The Myers-Briggs Type Indicator (MBTI) was first published in 1943. It has become the world’s most popular personality test. The test is utilized in hundreds of situations. From marriage counseling to executive development, the Myers Briggs helps people gleam valuable insight into how they communicate, evaluate, and function.
Harvard University’s Marjorie North elaborates on how personality type can influence communication style:
“(A)re you an introvert who needs time to process and reflect, or an extrovert who wants to think out loud and get immediate feedback?
You will need to apply different approaches with decision makers who are described as “thinkers” or “feelers” in the MBTI. Thinkers are guided by cause-and-effect reasoning. When communicating with thinkers, you will want to focus on the facts and logic. Feelers, on the other hand, are guided more by personal values. When engaging with feelers, you will want to appeal to those values and stress their impact on others.”

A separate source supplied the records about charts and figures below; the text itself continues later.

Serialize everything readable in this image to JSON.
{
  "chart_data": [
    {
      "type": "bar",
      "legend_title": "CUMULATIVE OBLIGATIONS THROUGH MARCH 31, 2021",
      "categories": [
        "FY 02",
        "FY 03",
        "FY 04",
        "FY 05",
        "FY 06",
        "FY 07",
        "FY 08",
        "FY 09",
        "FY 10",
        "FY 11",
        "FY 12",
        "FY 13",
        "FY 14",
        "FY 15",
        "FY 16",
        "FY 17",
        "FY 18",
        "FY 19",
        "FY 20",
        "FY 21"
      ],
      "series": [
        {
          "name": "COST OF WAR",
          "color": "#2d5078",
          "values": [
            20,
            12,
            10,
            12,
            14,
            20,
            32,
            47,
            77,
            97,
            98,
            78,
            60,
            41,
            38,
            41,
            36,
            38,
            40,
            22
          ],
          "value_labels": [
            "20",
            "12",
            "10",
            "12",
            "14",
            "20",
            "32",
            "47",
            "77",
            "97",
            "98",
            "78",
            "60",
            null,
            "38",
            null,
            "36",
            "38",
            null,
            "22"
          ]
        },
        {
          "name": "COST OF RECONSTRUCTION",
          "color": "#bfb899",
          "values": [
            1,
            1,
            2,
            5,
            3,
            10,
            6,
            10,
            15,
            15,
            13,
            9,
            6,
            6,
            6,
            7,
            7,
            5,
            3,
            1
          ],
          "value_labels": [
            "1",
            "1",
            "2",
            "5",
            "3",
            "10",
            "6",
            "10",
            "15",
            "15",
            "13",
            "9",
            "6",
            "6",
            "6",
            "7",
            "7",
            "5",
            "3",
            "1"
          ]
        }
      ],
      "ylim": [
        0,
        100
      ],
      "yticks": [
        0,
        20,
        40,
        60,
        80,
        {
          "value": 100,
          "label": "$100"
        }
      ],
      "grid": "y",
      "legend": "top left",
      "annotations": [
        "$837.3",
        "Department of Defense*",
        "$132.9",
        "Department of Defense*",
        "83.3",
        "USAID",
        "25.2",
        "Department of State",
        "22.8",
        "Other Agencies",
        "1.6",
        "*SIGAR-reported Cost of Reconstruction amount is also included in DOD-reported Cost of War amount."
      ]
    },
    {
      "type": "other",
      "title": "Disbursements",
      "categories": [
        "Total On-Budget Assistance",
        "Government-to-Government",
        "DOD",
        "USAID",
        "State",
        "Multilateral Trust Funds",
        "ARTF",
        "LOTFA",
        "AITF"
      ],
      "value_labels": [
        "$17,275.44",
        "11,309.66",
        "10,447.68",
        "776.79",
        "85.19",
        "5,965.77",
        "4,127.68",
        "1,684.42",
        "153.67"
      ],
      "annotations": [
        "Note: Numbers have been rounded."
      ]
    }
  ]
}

Just as people function and communicate in different ways, it is important to understand how people retain information. There are Seven Learning Styles: physical, aural, visual, logical, verbal, social and solitary. Physical learners are hands on, and learn best with their hands. Aural and Visual learners focus on audio and visuals(images, spatial understanding) respectively. Logical learners prefer systems and patterns. Verbal prefer speech and writing. Social learners thrive in group learning settings. Solitary learners work alone and are self starters.
One can engage multiple learning styles in a presentation. A guided powerpoint can engage verbal, visual, social learners. Solitary, physical, aural and logical learners may not benefit from this presentation style.